At Google, the students met with Amrit Dhir ’13, who currently maintains two jobs at the company: acting head of Campus London and senior global operations and expansion lead for Google for Entrepreneurs. Unlike DeFilippo, whose career has included a number of years as a practicing lawyer, Dhir explained that while he loved law school, he realized within his first three weeks at HLS that he didn’t want to work as a practicing lawyer. As such, Dhir spent much of his three years at HLS hustling—first to obtain a 1L legal internship at Google, and subsequently, to leverage his Google legal internship into a full-time business development job at the company. Amy Zhang ’20 found Dhir’s career path inspiring, stating, “Alums like Amrit are living proof that law students don’t have to settle for a job. You can go out, strive, and find the work you dream to do.”

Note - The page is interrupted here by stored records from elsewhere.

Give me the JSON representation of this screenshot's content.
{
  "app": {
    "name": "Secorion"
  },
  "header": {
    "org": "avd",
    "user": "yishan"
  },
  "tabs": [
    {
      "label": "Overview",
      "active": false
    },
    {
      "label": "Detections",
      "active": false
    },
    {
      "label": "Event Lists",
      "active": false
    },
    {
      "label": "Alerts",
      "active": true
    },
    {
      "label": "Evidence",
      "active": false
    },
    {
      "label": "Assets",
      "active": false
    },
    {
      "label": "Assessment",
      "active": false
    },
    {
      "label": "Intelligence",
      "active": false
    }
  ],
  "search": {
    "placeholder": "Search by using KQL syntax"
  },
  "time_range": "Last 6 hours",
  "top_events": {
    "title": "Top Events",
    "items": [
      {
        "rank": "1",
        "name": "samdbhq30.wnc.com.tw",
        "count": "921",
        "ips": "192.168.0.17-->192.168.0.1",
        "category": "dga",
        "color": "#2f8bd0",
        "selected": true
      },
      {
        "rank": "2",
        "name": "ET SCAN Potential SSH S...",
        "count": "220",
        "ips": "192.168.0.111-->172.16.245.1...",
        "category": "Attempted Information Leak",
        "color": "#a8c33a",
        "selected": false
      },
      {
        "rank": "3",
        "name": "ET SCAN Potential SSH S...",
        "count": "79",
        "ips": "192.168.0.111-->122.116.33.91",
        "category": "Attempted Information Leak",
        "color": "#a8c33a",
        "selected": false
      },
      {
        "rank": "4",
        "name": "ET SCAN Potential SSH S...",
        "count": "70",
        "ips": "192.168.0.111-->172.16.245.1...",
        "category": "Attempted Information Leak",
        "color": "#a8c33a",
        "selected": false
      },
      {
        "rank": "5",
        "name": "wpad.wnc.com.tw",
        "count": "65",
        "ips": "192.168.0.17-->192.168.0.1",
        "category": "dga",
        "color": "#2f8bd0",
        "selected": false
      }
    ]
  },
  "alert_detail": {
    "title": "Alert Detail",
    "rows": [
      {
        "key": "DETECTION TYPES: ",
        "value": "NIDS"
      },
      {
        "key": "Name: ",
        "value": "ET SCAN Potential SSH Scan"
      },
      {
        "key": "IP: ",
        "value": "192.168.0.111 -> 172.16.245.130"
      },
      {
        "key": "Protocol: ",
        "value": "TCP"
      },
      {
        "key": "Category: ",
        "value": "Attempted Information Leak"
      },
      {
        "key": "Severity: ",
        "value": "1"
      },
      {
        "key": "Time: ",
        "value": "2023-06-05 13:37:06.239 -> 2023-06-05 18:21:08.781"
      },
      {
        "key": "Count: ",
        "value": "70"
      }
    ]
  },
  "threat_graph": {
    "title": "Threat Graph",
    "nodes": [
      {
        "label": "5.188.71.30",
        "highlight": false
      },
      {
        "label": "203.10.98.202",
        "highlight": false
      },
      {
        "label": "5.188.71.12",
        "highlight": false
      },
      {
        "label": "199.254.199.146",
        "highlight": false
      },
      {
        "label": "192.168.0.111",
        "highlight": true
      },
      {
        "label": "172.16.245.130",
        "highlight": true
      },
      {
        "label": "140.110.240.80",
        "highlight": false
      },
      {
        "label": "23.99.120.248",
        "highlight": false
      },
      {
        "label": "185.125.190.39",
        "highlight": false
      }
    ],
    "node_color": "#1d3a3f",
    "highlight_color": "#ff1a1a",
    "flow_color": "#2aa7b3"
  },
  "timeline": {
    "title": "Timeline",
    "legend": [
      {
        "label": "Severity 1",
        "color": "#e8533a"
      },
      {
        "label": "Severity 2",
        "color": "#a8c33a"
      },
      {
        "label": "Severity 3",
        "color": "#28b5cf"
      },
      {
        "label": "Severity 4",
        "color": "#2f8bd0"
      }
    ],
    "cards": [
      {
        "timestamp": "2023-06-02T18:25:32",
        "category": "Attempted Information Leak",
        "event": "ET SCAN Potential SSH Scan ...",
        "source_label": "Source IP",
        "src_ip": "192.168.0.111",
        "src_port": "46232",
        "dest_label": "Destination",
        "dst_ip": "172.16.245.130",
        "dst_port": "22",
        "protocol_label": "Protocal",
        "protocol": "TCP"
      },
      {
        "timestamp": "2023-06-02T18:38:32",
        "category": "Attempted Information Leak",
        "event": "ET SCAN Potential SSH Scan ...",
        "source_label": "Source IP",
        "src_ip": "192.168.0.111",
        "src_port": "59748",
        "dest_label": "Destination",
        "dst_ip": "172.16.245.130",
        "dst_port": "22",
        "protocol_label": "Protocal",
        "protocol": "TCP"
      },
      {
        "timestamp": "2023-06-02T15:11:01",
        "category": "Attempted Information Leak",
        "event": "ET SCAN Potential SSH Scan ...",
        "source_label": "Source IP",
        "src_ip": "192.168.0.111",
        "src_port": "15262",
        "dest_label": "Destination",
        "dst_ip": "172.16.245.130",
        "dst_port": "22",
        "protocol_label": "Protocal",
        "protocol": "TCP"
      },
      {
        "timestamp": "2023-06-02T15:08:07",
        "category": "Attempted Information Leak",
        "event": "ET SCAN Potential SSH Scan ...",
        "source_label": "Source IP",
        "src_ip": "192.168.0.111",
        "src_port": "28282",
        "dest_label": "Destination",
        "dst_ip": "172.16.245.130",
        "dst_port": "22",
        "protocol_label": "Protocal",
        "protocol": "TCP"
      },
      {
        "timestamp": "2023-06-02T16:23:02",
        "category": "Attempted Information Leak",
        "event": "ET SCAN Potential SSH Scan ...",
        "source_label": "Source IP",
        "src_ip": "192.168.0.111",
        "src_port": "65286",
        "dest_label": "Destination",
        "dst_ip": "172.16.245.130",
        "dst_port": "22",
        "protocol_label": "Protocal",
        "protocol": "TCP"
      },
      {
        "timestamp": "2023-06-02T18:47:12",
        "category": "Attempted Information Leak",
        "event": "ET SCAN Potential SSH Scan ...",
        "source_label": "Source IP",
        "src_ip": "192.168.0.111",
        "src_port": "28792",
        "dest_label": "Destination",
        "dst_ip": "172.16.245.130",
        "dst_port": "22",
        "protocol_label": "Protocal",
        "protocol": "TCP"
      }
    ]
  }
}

In between the visits with DeFilippo and Dhir at Morgan Stanley and Google, respectively, the students were hosted by a number of lawyers, including partner Louise Skinner, for a meet-and-greet at Morgan Lewis’s London office.
The students took the Eurostar train from London to Brussels, marking the beginning of the second—and final—leg of the trek. Unlike the delegation’s itinerary in London, which was focused on private-sector enterprises, the Brussels itinerary was primarily comprised of visits to governmental offices, as Brussels is home to the many international political organizations’ headquarters, such as the European Union (EU) and North Atlantic Treaty Organization (NATO).
In Brussels, HALB’s delegation had several meetings with individuals at the European Commission, Directorate-General for Competition—including a mergers-focused economist, an antitrust economist, and a communications expert. Though none of the students in the HALB delegation had taken an antitrust course at HLS to date, many of the topics that were discussed built on legal concepts the group had learned about in their required 1L International and Comparative Law courses such as “Law and the International Economy,” taught by Professor Mark Wu.
Later that day, the students visited the Council of the European Union for a meeting with Dr. Christiane Höhn LLM ’03, who serves as principal advisor to the EU Counter-Terrorism Coordinator. Höhn emphasized how enriching the broader Harvard ecosystem was during her time at Harvard Law School—she spent significant time at Harvard’s Kennedy School of Government working with Professor David Gergen ’67—and encouraged the HALB delegation to similarly explore complementary areas of interest outside of the Law School.
The final visit was to Morgan Lewis’s Brussels office, where the students took part in an insightful roundtable discussion on EU antitrust law with partner Christina Renner and associate Petra Kupka.